Grafana Labs have recently released two new minor versions of their multi-platform open source analytics and interactive visualization web application. The release of version 9.1 back in August was followed by 9.2 this week. These two new versions bring a variety of improvements on their major milestone 9.0 release which we reported on earlier this year, and tightens the integration between metrics and tracing.
Tracing
Grafana's distributed tracing product Tempo has new beta functionality. Firstly, metrics queries can now be linked to traces, which lets users quickly see relevant metric trends in user journey traces and spans. Secondly, Application Performance Management (APM) data from Tempo is now available in Grafana itself - in the form of a table showing RED (rate, errors, duration) Metrics, allowing closer correlation between tracing and metrics data.
Visualisations
In response to many support requests needing lots of "back and forth" from admins concerning problems with building panels, there is a new "get help" option available. This is a response to delays in responding to problems, cause by the support team not initially receiving enough information to properly debug a problem. The new option collects a snapshot of configuration and data to send to the support team - helping the team to diagnose and solve problems faster.
In an alpha preview, it's now possible to make public dashboards, with users able to share specific dashboards to anyone - in a read-only view and with just the dashboard's default time range - without authentication. And it's now possible to use SQL-style inner and outer joins to transform data collected from external sources before displaying it in a visualisation.
Loki
Version 9.0 came with a new query editor for Loki - Grafana's log aggregation system - and this has been built upon to provide dropdowns to select variables in the query variable editor. This simplifies the process of creating and editing variables used in log queries.
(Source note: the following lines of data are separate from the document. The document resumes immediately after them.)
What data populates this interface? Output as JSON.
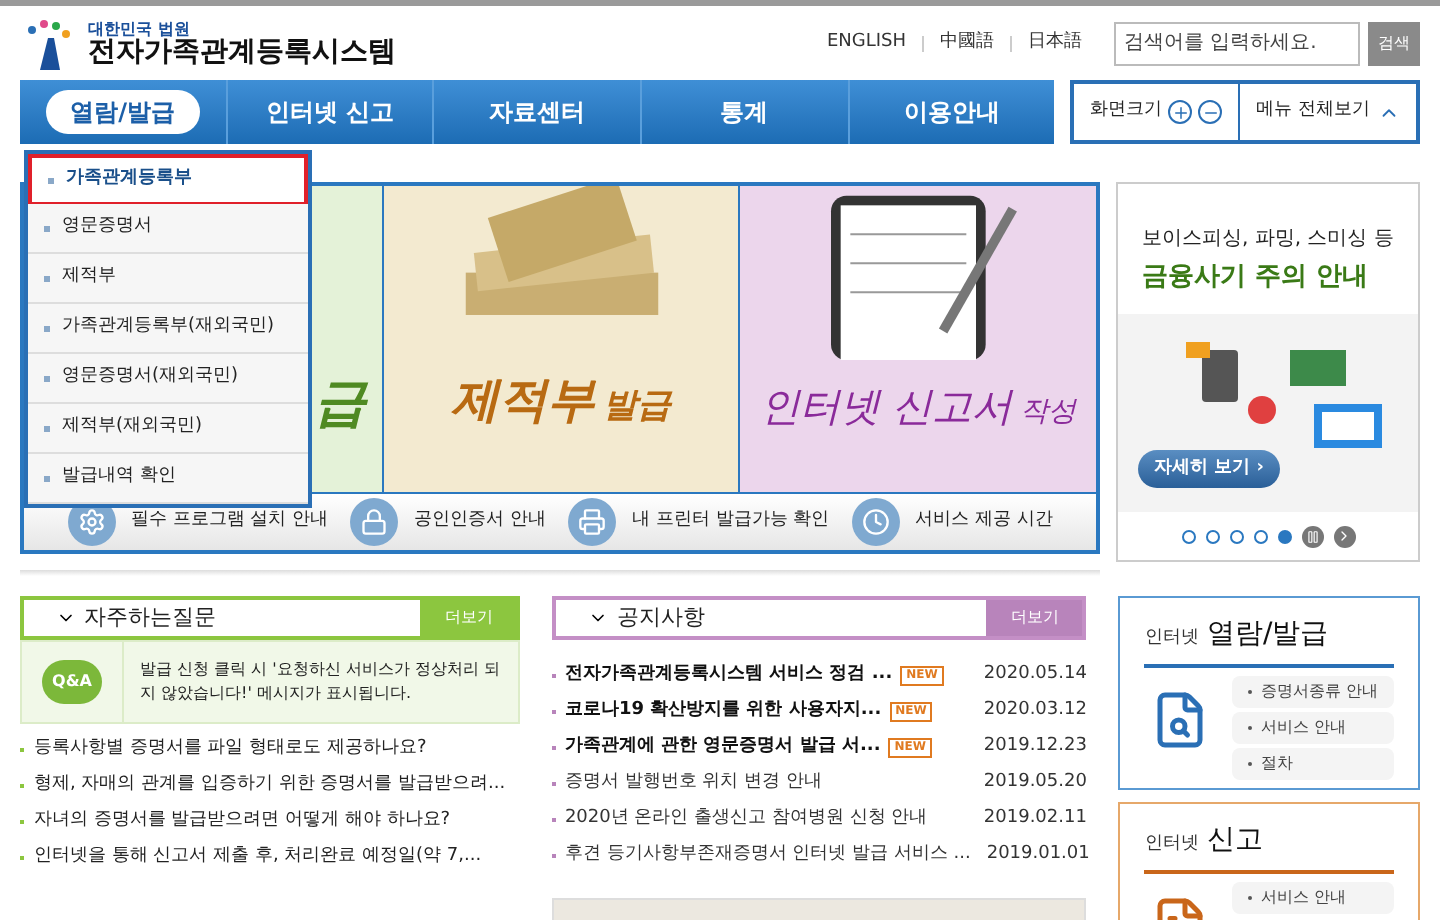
{
  "header": {
    "logo_tagline": "대한민국 법원",
    "logo_title": "전자가족관계등록시스템",
    "languages": [
      "ENGLISH",
      "中國語",
      "日本語"
    ],
    "search": {
      "placeholder": "검색어를 입력하세요.",
      "button": "검색"
    }
  },
  "nav": {
    "items": [
      {
        "label": "열람/발급",
        "selected": true
      },
      {
        "label": "인터넷 신고",
        "selected": false
      },
      {
        "label": "자료센터",
        "selected": false
      },
      {
        "label": "통계",
        "selected": false
      },
      {
        "label": "이용안내",
        "selected": false
      }
    ],
    "zoom_label": "화면크기",
    "menu_all": "메뉴 전체보기"
  },
  "dropdown": {
    "items": [
      {
        "label": "가족관계등록부",
        "selected": true
      },
      {
        "label": "영문증명서",
        "selected": false
      },
      {
        "label": "제적부",
        "selected": false
      },
      {
        "label": "가족관계등록부(재외국민)",
        "selected": false
      },
      {
        "label": "영문증명서(재외국민)",
        "selected": false
      },
      {
        "label": "제적부(재외국민)",
        "selected": false
      },
      {
        "label": "발급내역 확인",
        "selected": false
      }
    ]
  },
  "banner": {
    "panels": [
      {
        "kind": "green",
        "caption": "급"
      },
      {
        "kind": "books",
        "caption": "제적부",
        "caption_sub": "발급"
      },
      {
        "kind": "form",
        "caption": "인터넷 신고서",
        "caption_sub": "작성"
      }
    ],
    "links": [
      {
        "kind": "gear",
        "label": "필수 프로그램 설치 안내"
      },
      {
        "kind": "lock",
        "label": "공인인증서 안내"
      },
      {
        "kind": "printer",
        "label": "내 프린터 발급가능 확인"
      },
      {
        "kind": "clock",
        "label": "서비스 제공 시간"
      }
    ]
  },
  "promo": {
    "line1": "보이스피싱, 파밍, 스미싱 등",
    "line2": "금융사기 주의 안내",
    "button": "자세히 보기 ›",
    "dots": [
      {
        "selected": false
      },
      {
        "selected": false
      },
      {
        "selected": false
      },
      {
        "selected": false
      },
      {
        "selected": true
      }
    ]
  },
  "faq": {
    "title": "자주하는질문",
    "more": "더보기",
    "icon_text": "Q&A",
    "highlight": "발급 신청 클릭 시 '요청하신 서비스가 정상처리 되지 않았습니다!' 메시지가 표시됩니다.",
    "items": [
      "등록사항별 증명서를 파일 형태로도 제공하나요?",
      "형제, 자매의 관계를 입증하기 위한 증명서를 발급받으려...",
      "자녀의 증명서를 발급받으려면 어떻게 해야 하나요?",
      "인터넷을 통해 신고서 제출 후, 처리완료 예정일(약 7,..."
    ]
  },
  "notices": {
    "title": "공지사항",
    "more": "더보기",
    "items": [
      {
        "title": "전자가족관계등록시스템 서비스 정검 ...",
        "badge": "NEW",
        "date": "2020.05.14"
      },
      {
        "title": "코로나19 확산방지를 위한 사용자지...",
        "badge": "NEW",
        "date": "2020.03.12"
      },
      {
        "title": "가족관계에 관한 영문증명서 발급 서...",
        "badge": "NEW",
        "date": "2019.12.23"
      },
      {
        "title": "증명서 발행번호 위치 변경 안내",
        "date": "2019.05.20"
      },
      {
        "title": "2020년 온라인 출생신고 참여병원 신청 안내",
        "date": "2019.02.11"
      },
      {
        "title": "후견 등기사항부존재증명서 인터넷 발급 서비스 ...",
        "date": "2019.01.01"
      }
    ]
  },
  "side_boxes": [
    {
      "kind": "view",
      "prefix": "인터넷",
      "title": "열람/발급",
      "links": [
        "증명서종류 안내",
        "서비스 안내",
        "절차"
      ]
    },
    {
      "kind": "report",
      "prefix": "인터넷",
      "title": "신고",
      "links": [
        "서비스 안내"
      ]
    }
  ]
}
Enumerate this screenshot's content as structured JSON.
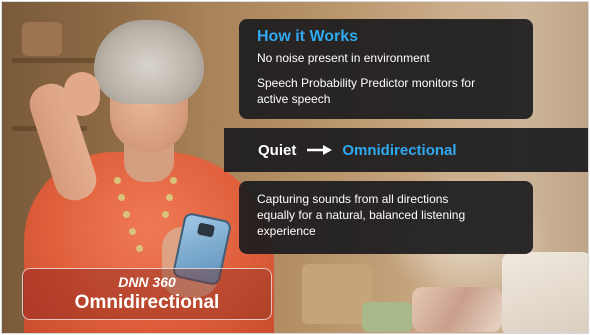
{
  "how_it_works": {
    "title": "How it Works",
    "line1": "No noise present in environment",
    "line2a": "Speech Probability Predictor monitors for",
    "line2b": "active speech"
  },
  "mode": {
    "from": "Quiet",
    "to": "Omnidirectional",
    "arrow_icon": "right-arrow-icon"
  },
  "description": {
    "line1": "Capturing sounds from all directions",
    "line2": "equally for a natural, balanced listening",
    "line3": "experience"
  },
  "badge": {
    "top": "DNN 360",
    "main": "Omnidirectional"
  },
  "colors": {
    "accent": "#2fa9f0",
    "panel": "#1c1c1e",
    "shirt": "#e0603c"
  }
}
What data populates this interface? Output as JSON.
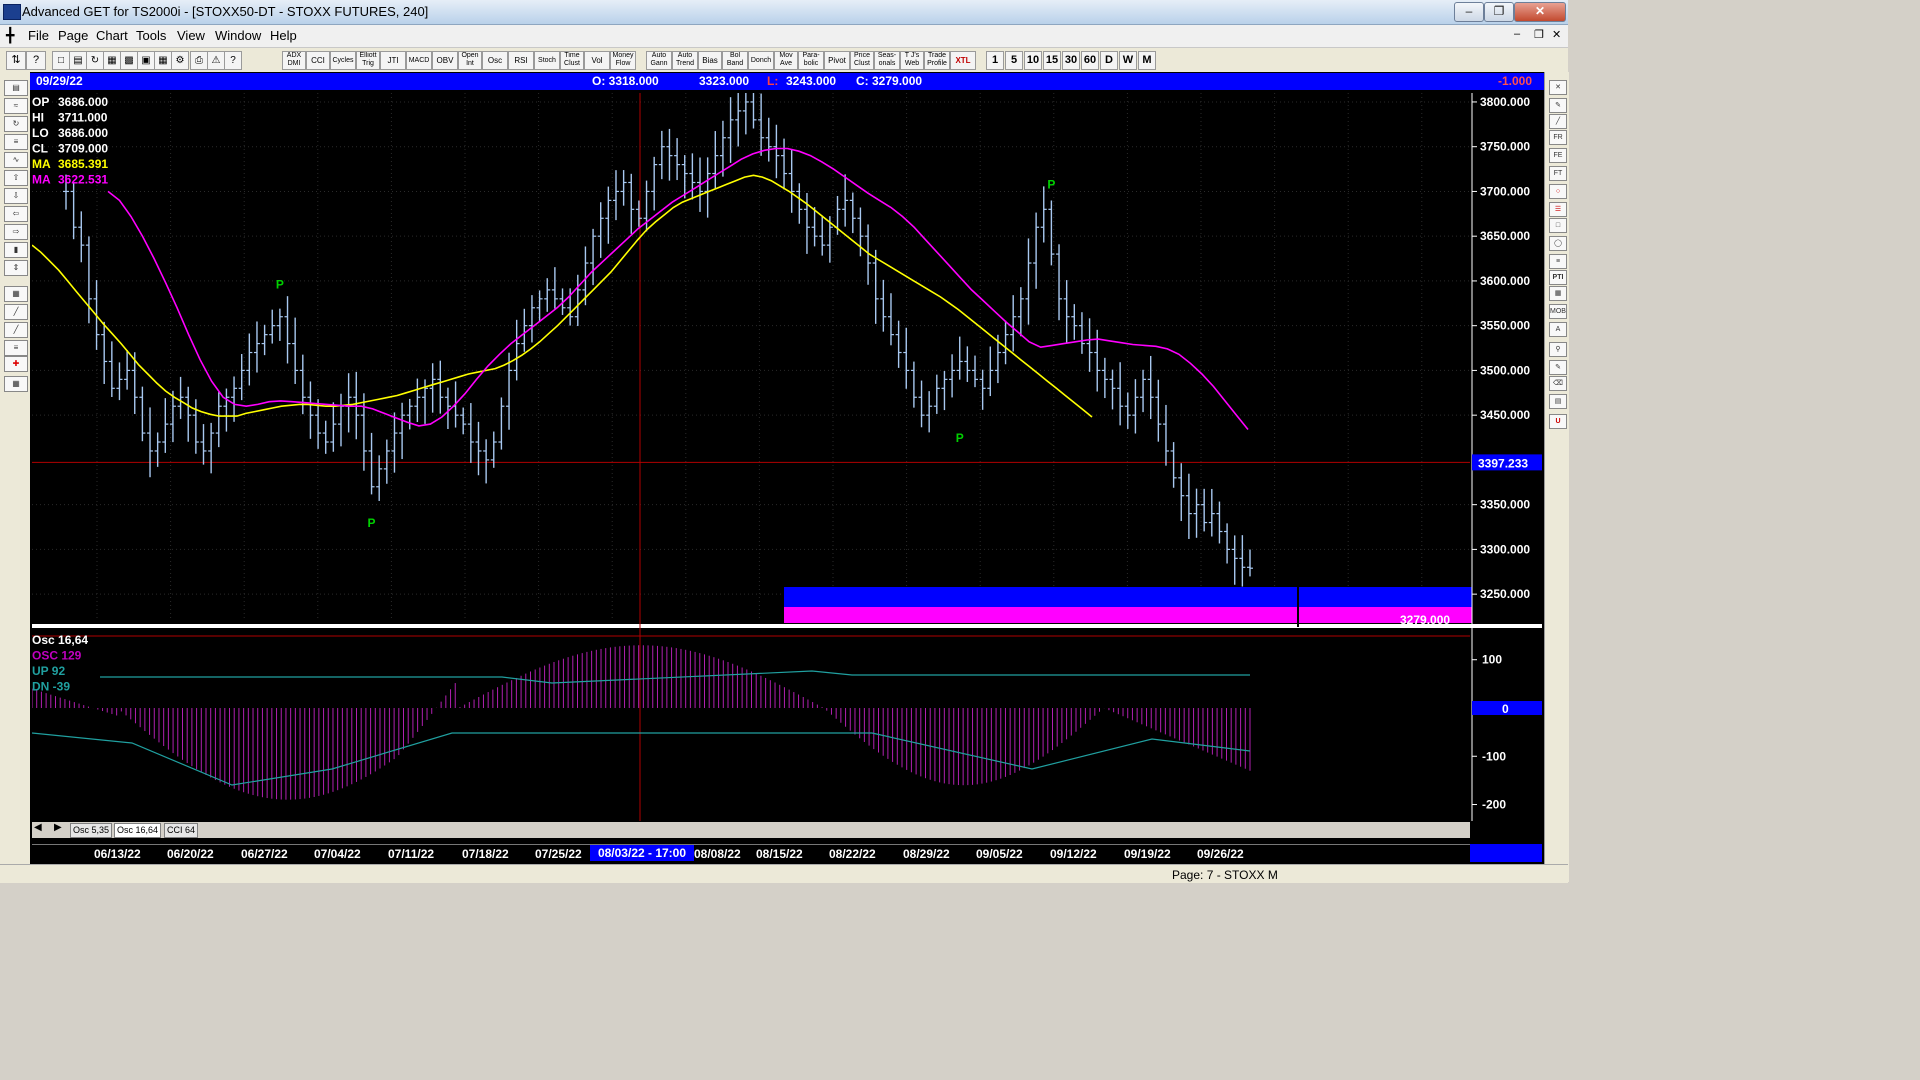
{
  "window": {
    "title": "Advanced GET for TS2000i - [STOXX50-DT - STOXX FUTURES, 240]"
  },
  "menu": [
    "File",
    "Page",
    "Chart",
    "Tools",
    "View",
    "Window",
    "Help"
  ],
  "toolbar": {
    "study_buttons": [
      "ADX DMI",
      "CCI",
      "Cycles",
      "Elliott Trig",
      "JTI",
      "MACD",
      "OBV",
      "Open Int",
      "Osc",
      "RSI",
      "Stoch",
      "Time Clust",
      "Vol",
      "Money Flow",
      "Auto Gann",
      "Auto Trend",
      "Bias",
      "Bol Band",
      "Donch",
      "Mov Ave",
      "Para-bolic",
      "Pivot",
      "Price Clust",
      "Seas-onals",
      "T J's Web",
      "Trade Profile",
      "XTL"
    ],
    "timeframes": [
      "1",
      "5",
      "10",
      "15",
      "30",
      "60",
      "D",
      "W",
      "M"
    ]
  },
  "info_bar": {
    "date": "09/29/22",
    "open": "O: 3318.000",
    "high": "3323.000",
    "low_prefix": "L:",
    "low": "3243.000",
    "close": "C: 3279.000",
    "change": "-1.000"
  },
  "stats": [
    {
      "label": "OP",
      "value": "3686.000",
      "color": "#ffffff"
    },
    {
      "label": "HI",
      "value": "3711.000",
      "color": "#ffffff"
    },
    {
      "label": "LO",
      "value": "3686.000",
      "color": "#ffffff"
    },
    {
      "label": "CL",
      "value": "3709.000",
      "color": "#ffffff"
    },
    {
      "label": "MA",
      "value": "3685.391",
      "color": "#ffff00"
    },
    {
      "label": "MA",
      "value": "3622.531",
      "color": "#ff00ff"
    }
  ],
  "osc_legend": [
    {
      "label": "Osc 16,64",
      "color": "#ffffff"
    },
    {
      "label": "OSC 129",
      "color": "#c000c0"
    },
    {
      "label": "UP   92",
      "color": "#20a0a0"
    },
    {
      "label": "DN   -39",
      "color": "#20a0a0"
    }
  ],
  "price_axis": {
    "current_price": "3397.233",
    "last_close_box": "3279.000"
  },
  "pivots": [
    {
      "label": "P",
      "date_index": 28,
      "price": 3578,
      "pos": "above"
    },
    {
      "label": "P",
      "date_index": 40,
      "price": 3345,
      "pos": "below"
    },
    {
      "label": "P",
      "date_index": 117,
      "price": 3440,
      "pos": "below"
    },
    {
      "label": "P",
      "date_index": 129,
      "price": 3690,
      "pos": "above"
    }
  ],
  "tabs": [
    "Osc 5,35",
    "Osc 16,64",
    "CCI 64"
  ],
  "dates": [
    "06/13/22",
    "06/20/22",
    "06/27/22",
    "07/04/22",
    "07/11/22",
    "07/18/22",
    "07/25/22",
    "08/08/22",
    "08/15/22",
    "08/22/22",
    "08/29/22",
    "09/05/22",
    "09/12/22",
    "09/19/22",
    "09/26/22"
  ],
  "cursor_date": "08/03/22 - 17:00",
  "status": "Page: 7 - STOXX M",
  "colors": {
    "background": "#000000",
    "ma_fast": "#ffff00",
    "ma_slow": "#ff00ff",
    "bars": "#a8c8f0",
    "osc": "#b020b0",
    "bands": "#20a0a0",
    "info": "#0000ff"
  },
  "chart_data": {
    "type": "line",
    "price_axis": {
      "ticks": [
        3800,
        3750,
        3700,
        3650,
        3600,
        3550,
        3500,
        3450,
        3350,
        3300,
        3250
      ],
      "ylim": [
        3220,
        3810
      ]
    },
    "osc_axis": {
      "ticks": [
        100,
        0,
        -100,
        -200
      ],
      "ylim": [
        -230,
        145
      ]
    },
    "series": [
      {
        "name": "MA",
        "values_ref": "ma_fast"
      },
      {
        "name": "MA",
        "values_ref": "ma_slow"
      }
    ],
    "close": [
      3700,
      3660,
      3640,
      3580,
      3540,
      3510,
      3480,
      3490,
      3500,
      3470,
      3430,
      3410,
      3420,
      3440,
      3460,
      3470,
      3450,
      3420,
      3410,
      3430,
      3460,
      3470,
      3480,
      3500,
      3520,
      3530,
      3540,
      3550,
      3560,
      3530,
      3500,
      3470,
      3450,
      3430,
      3420,
      3440,
      3460,
      3470,
      3450,
      3410,
      3370,
      3390,
      3410,
      3430,
      3450,
      3460,
      3470,
      3480,
      3490,
      3470,
      3460,
      3450,
      3440,
      3420,
      3410,
      3400,
      3420,
      3460,
      3500,
      3530,
      3550,
      3570,
      3580,
      3590,
      3580,
      3570,
      3560,
      3590,
      3620,
      3650,
      3670,
      3690,
      3700,
      3710,
      3680,
      3670,
      3700,
      3730,
      3750,
      3740,
      3730,
      3720,
      3710,
      3700,
      3720,
      3740,
      3760,
      3780,
      3790,
      3800,
      3780,
      3760,
      3750,
      3740,
      3720,
      3700,
      3680,
      3660,
      3650,
      3640,
      3660,
      3680,
      3690,
      3670,
      3650,
      3620,
      3580,
      3560,
      3540,
      3520,
      3500,
      3470,
      3450,
      3460,
      3480,
      3490,
      3500,
      3510,
      3500,
      3490,
      3480,
      3500,
      3520,
      3540,
      3560,
      3580,
      3620,
      3660,
      3680,
      3630,
      3580,
      3560,
      3550,
      3530,
      3520,
      3500,
      3490,
      3480,
      3460,
      3450,
      3470,
      3490,
      3470,
      3440,
      3410,
      3380,
      3360,
      3340,
      3350,
      3330,
      3340,
      3320,
      3300,
      3290,
      3280,
      3279
    ],
    "ma_fast": [
      3640,
      3632,
      3622,
      3612,
      3600,
      3588,
      3576,
      3564,
      3552,
      3541,
      3530,
      3518,
      3506,
      3496,
      3486,
      3477,
      3470,
      3464,
      3458,
      3454,
      3451,
      3449,
      3449,
      3449,
      3452,
      3454,
      3456,
      3458,
      3460,
      3461,
      3462,
      3462,
      3461,
      3460,
      3460,
      3461,
      3462,
      3464,
      3466,
      3468,
      3470,
      3472,
      3475,
      3478,
      3481,
      3484,
      3487,
      3490,
      3493,
      3496,
      3498,
      3500,
      3502,
      3506,
      3511,
      3517,
      3524,
      3532,
      3541,
      3550,
      3560,
      3570,
      3580,
      3590,
      3600,
      3610,
      3622,
      3634,
      3646,
      3657,
      3666,
      3674,
      3682,
      3688,
      3692,
      3696,
      3700,
      3704,
      3708,
      3712,
      3716,
      3718,
      3716,
      3712,
      3706,
      3700,
      3693,
      3686,
      3678,
      3670,
      3662,
      3654,
      3646,
      3638,
      3630,
      3624,
      3618,
      3612,
      3606,
      3600,
      3594,
      3588,
      3582,
      3575,
      3568,
      3560,
      3552,
      3544,
      3536,
      3528,
      3520,
      3512,
      3504,
      3496,
      3488,
      3480,
      3472,
      3464,
      3456,
      3448
    ],
    "ma_slow": [
      3700,
      3690,
      3672,
      3650,
      3625,
      3598,
      3570,
      3540,
      3512,
      3488,
      3470,
      3462,
      3460,
      3462,
      3465,
      3466,
      3465,
      3464,
      3463,
      3462,
      3461,
      3460,
      3460,
      3457,
      3452,
      3447,
      3442,
      3438,
      3440,
      3448,
      3460,
      3474,
      3490,
      3505,
      3518,
      3530,
      3540,
      3550,
      3560,
      3570,
      3582,
      3596,
      3610,
      3622,
      3634,
      3646,
      3658,
      3668,
      3678,
      3688,
      3696,
      3704,
      3712,
      3720,
      3728,
      3736,
      3742,
      3746,
      3748,
      3748,
      3745,
      3740,
      3733,
      3725,
      3716,
      3707,
      3698,
      3690,
      3682,
      3672,
      3660,
      3646,
      3632,
      3618,
      3604,
      3590,
      3578,
      3566,
      3554,
      3543,
      3532,
      3526,
      3528,
      3530,
      3532,
      3534,
      3535,
      3533,
      3531,
      3529,
      3528,
      3527,
      3524,
      3518,
      3508,
      3496,
      3482,
      3466,
      3450,
      3434
    ]
  }
}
Authentication and Authorisation
Grafana's Terraform provider has been improved. This allows admins to assign roles to users and teams using a "role_assignment" resource in Terraform. This allows admins to deploy Grafana in a repeatable and versionable way using configuration-as-code. For those admins using the UI for assigning roles - there is also a new picker in the user interface to make it easier to create teams and assign permissions. A further improvements allows admins to group roles together, helping to reduce admin overhead.
It's now possible to embed Grafana URLs in other applications by adding a JWT token to the URL. This causes Grafana to validate and authenticate the request as a specific user and seamlessly display the dashboard.
In the enterprise versions, further OAuth improvements allow admins using many OAuth providers for SSO to map the groups and roles from that provider onto Grafana admin roles, easing the configuration of privileged users in Grafana. Also, role-based access control (RBAC) is now possible for Grafana plugins, integrations and solutions.
Also containing improvements to the UI for Google Cloud Monitoring, and many other improvements and fixes, Grafana 9.2 is available now.